John McCain's latest attack on Obama shows he is either extremely ignorant of military policy or he's counting on both voters and reporters to be ignorant of military policy. Yesterday, McCain began by distorting one of Obama's statements by omitting the relevant context:
“Of course, now he wants to increase it,” McCain told an audience in Lee’s Summit, Missouri Monday. “But during the primary he told a liberal advocacy group that he’d cut defense spending by tens of billions of dollars. He promised them he would, quote, ‘slow our development of future combat systems.’”
What Obama actually said was:
“I will cut tens of billions of dollars in wasteful spending,” Obama said in the video. “I will cut investments in unproven missile defense systems. I will not weaponize space. I will slow our development of Future Combat Systems.”
Aside from McCain omitting the word "wasteful," McCain seems intent on misrepresenting "Future Combat Systems" as general military funding. The reporters at CNN seemed to be unaware that "Future Combat Systems" should be capitalized because it refers to a specific military project, not the development of military technology in general.
FCS has come under criticism because while billions have been invested, gains have been slow to come, and the program has cost more than originally intended, further draining the Army's ability to recover from the strain of two sustained international conflicts. FCS has had some successes, most notably in drones that can be used to scout IED's. The Washington Post had an article on FCS last year that summed up the problem:
"The Army has some huge long-term budget problems," said Steven M. Kosiak, vice president of budget studies at the Center for Strategic & Budgetary Assessments, a defense think tank. The question isn't so much how the government will pay for the conflicts in Iraq and Afghanistan now, he said. That's being covered by supplemental budgets. The issue is how the Army will afford Future Combat Systems at the same time it's grappling with the cost of adding 65,000 troops and covering rising health care and compensation expenses. "Can you really afford to equip and upgrade the rest of the Army?" Kosiak said.
You can if you're a "fiscal conservative" whose budget numbers are basically imaginary. But more frustrating here is the McCain campaign's deliberate deception. At first, I wasn't sure whether McCain himself knew what FCS was. But as Shawn Brimley points out, McCain criticized the program for being wasteful in 2005, saying, "I am concerned that the Army has not adequately protected taxpayers’ interests."

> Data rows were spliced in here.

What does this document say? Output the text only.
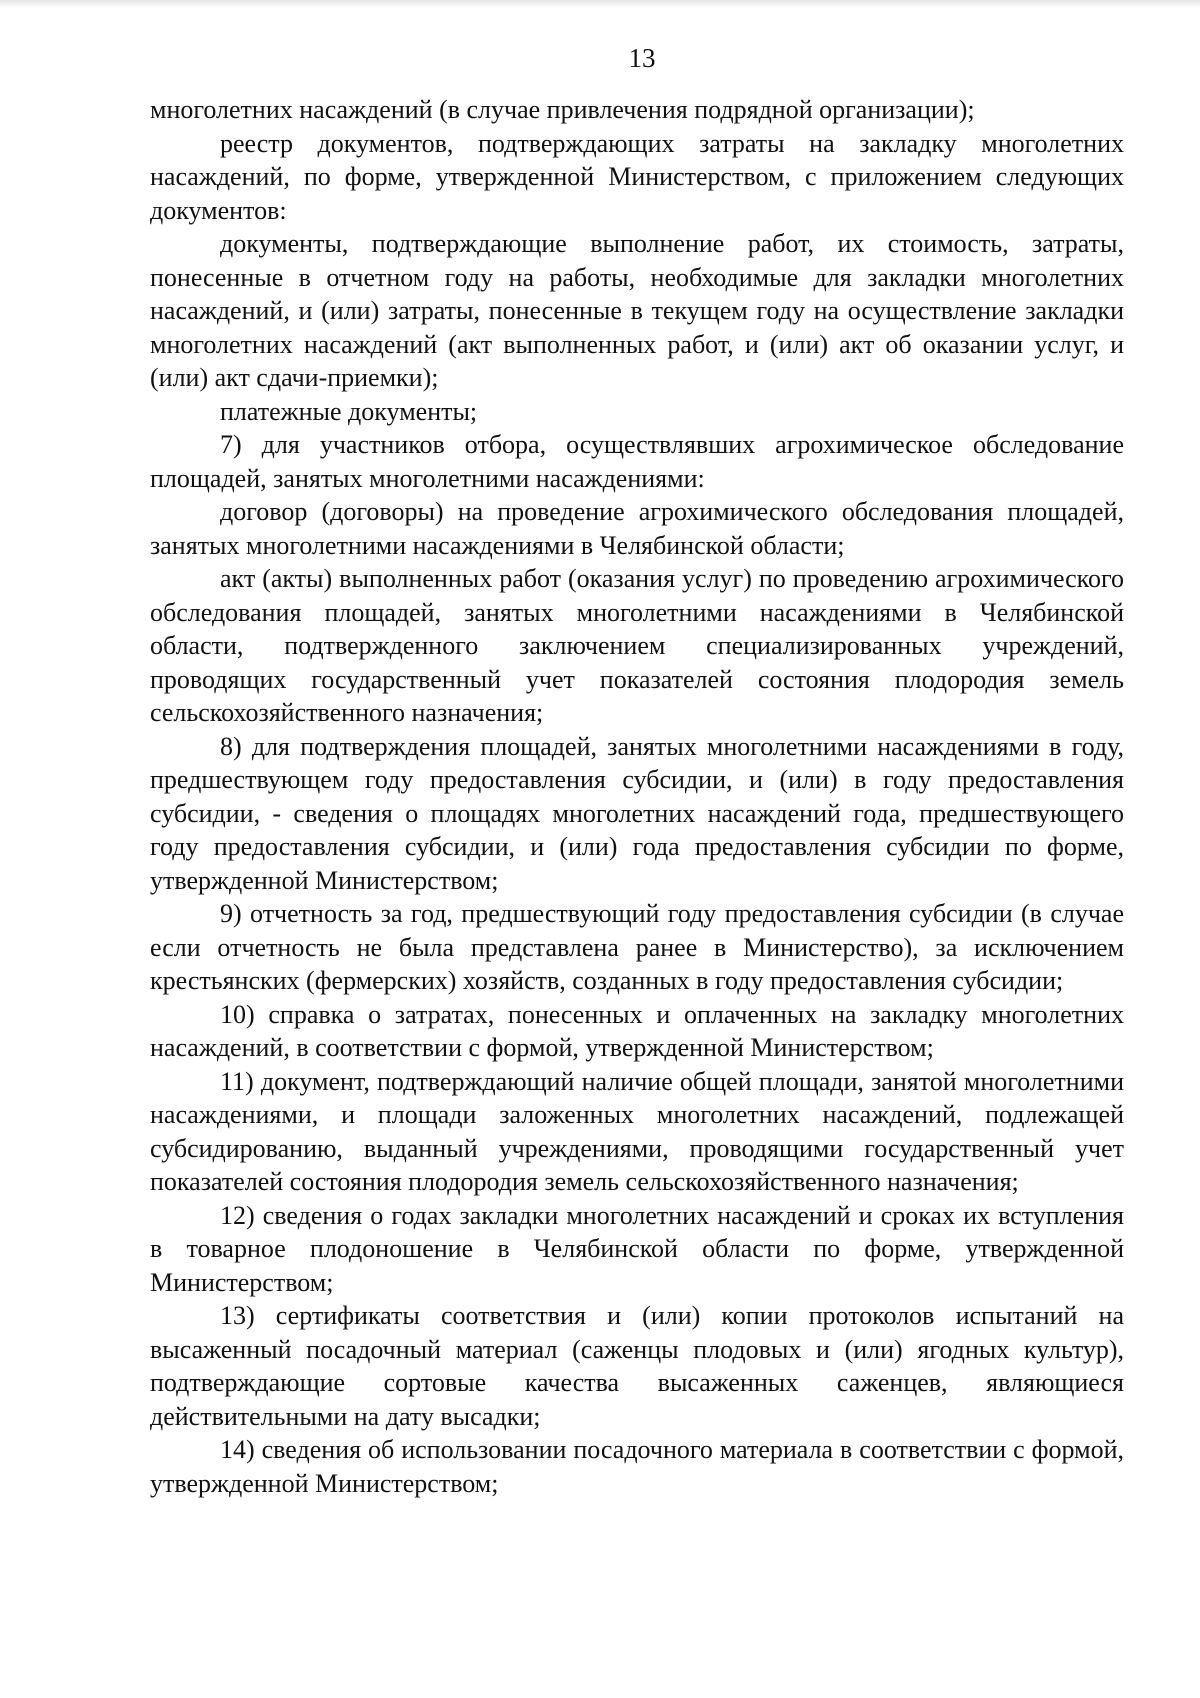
13

многолетних насаждений (в случае привлечения подрядной организации);

реестр документов, подтверждающих затраты на закладку многолетних насаждений, по форме, утвержденной Министерством, с приложением следующих документов:

документы, подтверждающие выполнение работ, их стоимость, затраты, понесенные в отчетном году на работы, необходимые для закладки многолетних насаждений, и (или) затраты, понесенные в текущем году на осуществление закладки многолетних насаждений (акт выполненных работ, и (или) акт об оказании услуг, и (или) акт сдачи-приемки);

платежные документы;

7) для участников отбора, осуществлявших агрохимическое обследование площадей, занятых многолетними насаждениями:

договор (договоры) на проведение агрохимического обследования площадей, занятых многолетними насаждениями в Челябинской области;

акт (акты) выполненных работ (оказания услуг) по проведению агрохимического обследования площадей, занятых многолетними насаждениями в Челябинской области, подтвержденного заключением специализированных учреждений, проводящих государственный учет показателей состояния плодородия земель сельскохозяйственного назначения;

8) для подтверждения площадей, занятых многолетними насаждениями в году, предшествующем году предоставления субсидии, и (или) в году предоставления субсидии, - сведения о площадях многолетних насаждений года, предшествующего году предоставления субсидии, и (или) года предоставления субсидии по форме, утвержденной Министерством;

9) отчетность за год, предшествующий году предоставления субсидии (в случае если отчетность не была представлена ранее в Министерство), за исключением крестьянских (фермерских) хозяйств, созданных в году предоставления субсидии;

10) справка о затратах, понесенных и оплаченных на закладку многолетних насаждений, в соответствии с формой, утвержденной Министерством;

11) документ, подтверждающий наличие общей площади, занятой многолетними насаждениями, и площади заложенных многолетних насаждений, подлежащей субсидированию, выданный учреждениями, проводящими государственный учет показателей состояния плодородия земель сельскохозяйственного назначения;

12) сведения о годах закладки многолетних насаждений и сроках их вступления в товарное плодоношение в Челябинской области по форме, утвержденной Министерством;

13) сертификаты соответствия и (или) копии протоколов испытаний на высаженный посадочный материал (саженцы плодовых и (или) ягодных культур), подтверждающие сортовые качества высаженных саженцев, являющиеся действительными на дату высадки;

14) сведения об использовании посадочного материала в соответствии с формой, утвержденной Министерством;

Obama was talking about redirecting funding from one tremendously expensive military program in order to properly rebuild our standing forces, he wasn't talking about cutting military funding in general. But since most people don't know that "Future Combat Systems" refers to a specific program, he gets away with it. If McCain thinks that the military should be expanded but FCS should continue to be fully funded, he should say that.
McCain concluded:
“Sen. Obama told the extreme left what they wanted to hear during the primary, now he’s trying to tell you what he thinks you want to hear,” McCain responded in Missouri. “My friends, you may not always agree with me but you will always know where I stand.”
In a fiery, smoldering pair of pants.